Пожалуй, немного больше. Присутствие Бога постоянно окружало его, о чем можно узнать из таких стихотворений, как «Присутствие» или «Я молюсь». Кажется, что поэт говорит: «Я чувствую Тебя теперь и чувствовал раньше, когда был маленьким».
А как вы чувствуете себя теперь в квартире Милоша на Богуславского? В ванной висит халат Милоша, мы пьем чай из болеславских чашек, купленных Кэрол...
Мне всегда казалось, что Милош не был мне слишком близок, но после его смерти, после двухлетних попыток отстраниться от того, чтó я здесь пережила, я поняла, что на самом деле все обстояло иначе.

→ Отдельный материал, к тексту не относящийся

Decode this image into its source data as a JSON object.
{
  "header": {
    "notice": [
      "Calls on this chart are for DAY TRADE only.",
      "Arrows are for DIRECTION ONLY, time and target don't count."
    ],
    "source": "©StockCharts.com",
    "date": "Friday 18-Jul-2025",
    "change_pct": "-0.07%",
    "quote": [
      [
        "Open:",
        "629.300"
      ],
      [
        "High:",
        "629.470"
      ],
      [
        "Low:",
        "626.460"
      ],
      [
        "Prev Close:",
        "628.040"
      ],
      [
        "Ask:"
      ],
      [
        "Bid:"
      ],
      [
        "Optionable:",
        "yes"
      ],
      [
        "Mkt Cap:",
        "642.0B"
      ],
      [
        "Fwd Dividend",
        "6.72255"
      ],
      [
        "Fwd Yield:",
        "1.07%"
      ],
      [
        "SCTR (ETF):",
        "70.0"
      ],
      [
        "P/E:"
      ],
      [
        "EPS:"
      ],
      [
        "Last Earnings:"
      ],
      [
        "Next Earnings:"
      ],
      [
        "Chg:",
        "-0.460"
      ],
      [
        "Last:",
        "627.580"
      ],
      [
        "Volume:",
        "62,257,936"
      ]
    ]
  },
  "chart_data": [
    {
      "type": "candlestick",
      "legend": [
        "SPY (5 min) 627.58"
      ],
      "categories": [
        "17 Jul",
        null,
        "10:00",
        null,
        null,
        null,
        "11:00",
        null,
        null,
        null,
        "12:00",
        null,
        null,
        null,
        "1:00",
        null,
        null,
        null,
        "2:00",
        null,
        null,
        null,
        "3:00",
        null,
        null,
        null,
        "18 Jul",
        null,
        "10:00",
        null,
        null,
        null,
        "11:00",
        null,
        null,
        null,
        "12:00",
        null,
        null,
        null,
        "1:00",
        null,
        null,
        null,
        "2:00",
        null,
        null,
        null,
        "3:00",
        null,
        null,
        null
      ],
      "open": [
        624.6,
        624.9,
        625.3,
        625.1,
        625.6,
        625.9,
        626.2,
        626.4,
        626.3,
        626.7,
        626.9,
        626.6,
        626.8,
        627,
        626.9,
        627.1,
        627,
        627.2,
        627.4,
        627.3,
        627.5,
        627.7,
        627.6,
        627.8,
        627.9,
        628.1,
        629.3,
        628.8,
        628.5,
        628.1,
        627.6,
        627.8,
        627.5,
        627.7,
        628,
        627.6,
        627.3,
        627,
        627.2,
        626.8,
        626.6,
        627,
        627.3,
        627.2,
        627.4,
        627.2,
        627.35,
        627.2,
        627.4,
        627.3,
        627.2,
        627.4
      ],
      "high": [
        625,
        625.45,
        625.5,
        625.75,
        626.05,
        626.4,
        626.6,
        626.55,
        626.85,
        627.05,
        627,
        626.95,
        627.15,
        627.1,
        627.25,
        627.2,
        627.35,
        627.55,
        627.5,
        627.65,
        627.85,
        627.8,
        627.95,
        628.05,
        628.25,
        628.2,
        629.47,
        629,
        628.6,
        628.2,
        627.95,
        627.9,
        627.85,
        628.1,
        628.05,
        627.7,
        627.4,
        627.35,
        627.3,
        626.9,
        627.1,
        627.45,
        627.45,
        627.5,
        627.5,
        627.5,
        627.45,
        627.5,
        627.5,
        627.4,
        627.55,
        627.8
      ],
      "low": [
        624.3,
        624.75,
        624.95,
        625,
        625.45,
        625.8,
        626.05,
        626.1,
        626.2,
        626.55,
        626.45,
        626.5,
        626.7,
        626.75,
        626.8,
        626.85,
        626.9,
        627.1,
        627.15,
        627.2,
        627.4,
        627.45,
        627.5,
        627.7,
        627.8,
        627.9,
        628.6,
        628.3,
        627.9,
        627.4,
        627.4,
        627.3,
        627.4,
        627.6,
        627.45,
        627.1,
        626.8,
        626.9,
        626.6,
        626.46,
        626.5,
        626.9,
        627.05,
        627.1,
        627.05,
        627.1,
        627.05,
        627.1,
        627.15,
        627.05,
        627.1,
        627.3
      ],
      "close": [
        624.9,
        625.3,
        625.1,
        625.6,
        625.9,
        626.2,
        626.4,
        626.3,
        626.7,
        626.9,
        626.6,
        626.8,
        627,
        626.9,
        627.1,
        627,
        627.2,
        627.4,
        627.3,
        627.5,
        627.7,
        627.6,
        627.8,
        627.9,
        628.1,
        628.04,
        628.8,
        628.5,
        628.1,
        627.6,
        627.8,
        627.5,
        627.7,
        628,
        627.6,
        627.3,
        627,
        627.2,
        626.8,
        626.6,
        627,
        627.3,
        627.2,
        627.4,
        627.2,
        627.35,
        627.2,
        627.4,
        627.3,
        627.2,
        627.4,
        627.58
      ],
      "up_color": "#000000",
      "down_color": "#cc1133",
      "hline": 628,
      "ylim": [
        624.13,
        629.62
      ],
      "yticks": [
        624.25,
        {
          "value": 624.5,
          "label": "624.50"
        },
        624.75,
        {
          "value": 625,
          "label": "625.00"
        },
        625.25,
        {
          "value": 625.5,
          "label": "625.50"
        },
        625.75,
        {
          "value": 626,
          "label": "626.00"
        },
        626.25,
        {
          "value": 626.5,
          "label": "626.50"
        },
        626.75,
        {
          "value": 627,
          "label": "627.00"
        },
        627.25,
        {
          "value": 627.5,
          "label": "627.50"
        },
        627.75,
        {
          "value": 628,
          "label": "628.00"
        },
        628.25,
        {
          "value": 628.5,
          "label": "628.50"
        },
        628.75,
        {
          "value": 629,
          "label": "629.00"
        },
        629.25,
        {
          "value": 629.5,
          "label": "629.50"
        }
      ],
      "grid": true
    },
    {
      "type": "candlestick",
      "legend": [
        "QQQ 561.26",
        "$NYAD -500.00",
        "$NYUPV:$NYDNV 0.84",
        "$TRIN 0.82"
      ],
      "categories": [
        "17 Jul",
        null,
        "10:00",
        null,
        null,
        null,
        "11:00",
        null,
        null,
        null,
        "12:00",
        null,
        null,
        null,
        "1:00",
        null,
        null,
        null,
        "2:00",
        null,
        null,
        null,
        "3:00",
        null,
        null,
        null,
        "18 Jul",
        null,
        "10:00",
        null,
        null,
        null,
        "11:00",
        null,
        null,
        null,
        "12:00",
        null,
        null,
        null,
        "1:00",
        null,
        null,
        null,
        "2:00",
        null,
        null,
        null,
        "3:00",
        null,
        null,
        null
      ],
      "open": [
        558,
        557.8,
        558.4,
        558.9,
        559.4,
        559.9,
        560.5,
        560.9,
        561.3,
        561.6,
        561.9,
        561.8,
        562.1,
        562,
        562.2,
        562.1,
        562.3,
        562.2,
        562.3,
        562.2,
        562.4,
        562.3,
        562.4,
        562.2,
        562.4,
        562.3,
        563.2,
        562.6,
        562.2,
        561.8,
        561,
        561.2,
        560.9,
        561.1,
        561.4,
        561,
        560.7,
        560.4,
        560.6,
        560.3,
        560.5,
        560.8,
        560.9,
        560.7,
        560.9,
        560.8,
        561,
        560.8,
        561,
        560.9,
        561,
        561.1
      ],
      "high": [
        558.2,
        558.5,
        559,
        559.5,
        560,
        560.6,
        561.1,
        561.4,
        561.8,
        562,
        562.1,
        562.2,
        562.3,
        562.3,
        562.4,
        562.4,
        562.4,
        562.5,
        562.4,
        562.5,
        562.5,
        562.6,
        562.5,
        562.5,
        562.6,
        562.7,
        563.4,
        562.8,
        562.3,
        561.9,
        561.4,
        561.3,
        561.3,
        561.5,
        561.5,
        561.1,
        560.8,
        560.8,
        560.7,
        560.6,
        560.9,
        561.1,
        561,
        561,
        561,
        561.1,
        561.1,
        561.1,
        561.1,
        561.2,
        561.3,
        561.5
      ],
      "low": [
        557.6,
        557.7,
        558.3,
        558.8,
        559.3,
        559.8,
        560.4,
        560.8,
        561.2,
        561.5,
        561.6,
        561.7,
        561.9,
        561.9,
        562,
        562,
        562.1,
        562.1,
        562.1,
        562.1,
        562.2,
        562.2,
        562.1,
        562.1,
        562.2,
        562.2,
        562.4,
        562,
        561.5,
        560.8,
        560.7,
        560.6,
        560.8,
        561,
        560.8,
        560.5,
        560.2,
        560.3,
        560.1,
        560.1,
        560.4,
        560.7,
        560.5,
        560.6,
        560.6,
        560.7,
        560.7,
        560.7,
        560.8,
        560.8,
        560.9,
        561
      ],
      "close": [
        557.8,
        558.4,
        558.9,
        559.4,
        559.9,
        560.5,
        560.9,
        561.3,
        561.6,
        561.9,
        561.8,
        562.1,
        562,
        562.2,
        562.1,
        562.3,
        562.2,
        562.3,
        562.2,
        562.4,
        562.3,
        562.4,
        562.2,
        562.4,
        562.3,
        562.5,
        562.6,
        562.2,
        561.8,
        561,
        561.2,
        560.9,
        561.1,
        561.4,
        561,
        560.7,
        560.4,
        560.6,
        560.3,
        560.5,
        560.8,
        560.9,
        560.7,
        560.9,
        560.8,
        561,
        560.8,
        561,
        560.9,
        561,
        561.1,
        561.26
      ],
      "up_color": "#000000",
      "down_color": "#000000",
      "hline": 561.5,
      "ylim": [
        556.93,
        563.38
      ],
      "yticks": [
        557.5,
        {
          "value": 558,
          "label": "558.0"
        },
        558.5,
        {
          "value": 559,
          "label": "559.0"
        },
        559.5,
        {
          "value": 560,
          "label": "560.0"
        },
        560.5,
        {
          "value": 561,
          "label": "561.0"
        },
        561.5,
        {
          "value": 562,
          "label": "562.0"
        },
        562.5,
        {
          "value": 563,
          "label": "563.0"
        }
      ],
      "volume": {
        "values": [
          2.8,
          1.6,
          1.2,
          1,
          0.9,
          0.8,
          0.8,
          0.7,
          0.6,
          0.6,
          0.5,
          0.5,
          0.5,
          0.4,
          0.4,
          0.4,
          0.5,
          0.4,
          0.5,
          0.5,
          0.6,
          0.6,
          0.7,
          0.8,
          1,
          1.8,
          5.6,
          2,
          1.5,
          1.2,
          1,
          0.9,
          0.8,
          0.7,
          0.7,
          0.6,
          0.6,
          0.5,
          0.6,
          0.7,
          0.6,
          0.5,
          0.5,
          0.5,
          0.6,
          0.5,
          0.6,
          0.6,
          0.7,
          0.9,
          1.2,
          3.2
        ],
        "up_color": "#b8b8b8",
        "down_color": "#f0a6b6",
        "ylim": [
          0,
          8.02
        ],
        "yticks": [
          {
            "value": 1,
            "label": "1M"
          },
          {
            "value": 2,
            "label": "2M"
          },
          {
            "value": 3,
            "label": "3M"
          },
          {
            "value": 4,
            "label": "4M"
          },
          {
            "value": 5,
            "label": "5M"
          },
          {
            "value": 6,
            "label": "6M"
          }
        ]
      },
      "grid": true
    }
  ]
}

Это стало для меня неожиданностью.
Наверное, вас нередко спрашивают, как работалось с нобелевским лауреатом?
Я отвечаю, что работается не с великим поэтом, лауреатом важных премий, а с человеком. Ты видишь его вместе со всеми его качествами, сознавая, что выше своей человеческой кондиции он не подскочит. Это меня спасало. Я думаю об этом, когда сижу в кабинете Кэрол, за ее письменным столом, за ее компьютером — она умерла раньше, хотя была на тридцать лет младше мужа, — и иногда ловлю себя на том, что жду, когда Милош меня позовет. Потом я прихожу в его комнату, в которой всё осталось по-прежнему: его письменный стол у одного из двух окон, сделанные на заказ книжные полки, кровать, столик из «Икеи», небольшой старый телевизор с наклейкой, приклеенной Кэрол, с номером моего мобильного телефона, любимые картины и фотографии. Сабля (когда-то он получил ее в подарок) и трость лежат в прихожей. С тростью он ходил по дому. Иногда мы шутили, что он меня ею огреет, если я сделаю что-нибудь не так. Стук этой трости, который я слышала на протяжении восьми лет, слышится мне до сих пор.
После смерти Кэрол роль секретарши несколько изменилась. Наверное, вы никогда не догадывались, что вам придется вести дом?
Нет. Правда, по большому счету это не было для меня ничем новым. Я делала это в отсутствие Кэрол — хотя бы когда она выезжала за покупками. Она любила ездить по магазинам — для нее это был своего рода отдых от старого мужчины, к тому же еще знаменитого, требующего терпения. Она садилась в свою красную «Тойоту-Короллу» и гнала, иногда против движения. Заезжала в «Жеан», «Карфур», «Теско» — все те супермаркеты, которых не было тогда в Америке. Дом был на ней, а это нелегкая задача, когда не знаешь языка и обычаев страны, только входящей в капитализм. Она должна была позаботиться о каждой домашней мелочи, заказать книжные полки, растения и занавески (Милош плохо переносил солнечный свет, и их сшили из обивочного материала) — ведь Чеслав всем этим не интересовался. Она привела в порядок и обсадила растениями запущенный газон на середине двора. После ее смерти в 2002 г. я вошла в эту роль легко — Милош помог мне, не мешая. Завтрак должен был быть вовремя, обед... Ничего изысканного, хотя он обожал блюда, которые в его возрасте уже запрещены, — всяческие клецки, вареники, мясное. Он не был требовательным. Квартире, которая, как вы видите, была скромной, он не придавал значения. Важно было, чтобы хорошо работали компьютер, лупа, машина для чтения, принтер, телефон и люди из его домашнего окружения: пани Гося и пани Ага, пани Владзя и пани Крыся, и я.
Произошла очередная смена ролей. Теперь нужно привести в порядок наследие.
Когда-то я смеялась, разговаривая с живущим в Америке Антонием, старшим сыном Милоша и его наследником: «Знаешь, я ведь, собственно, не перестала приходить на работу…»
2006
Интервью из книги: Agnieszka Kosińska. Rozmowy o Miłoszu. Warszawa: Świat Książki, 2010.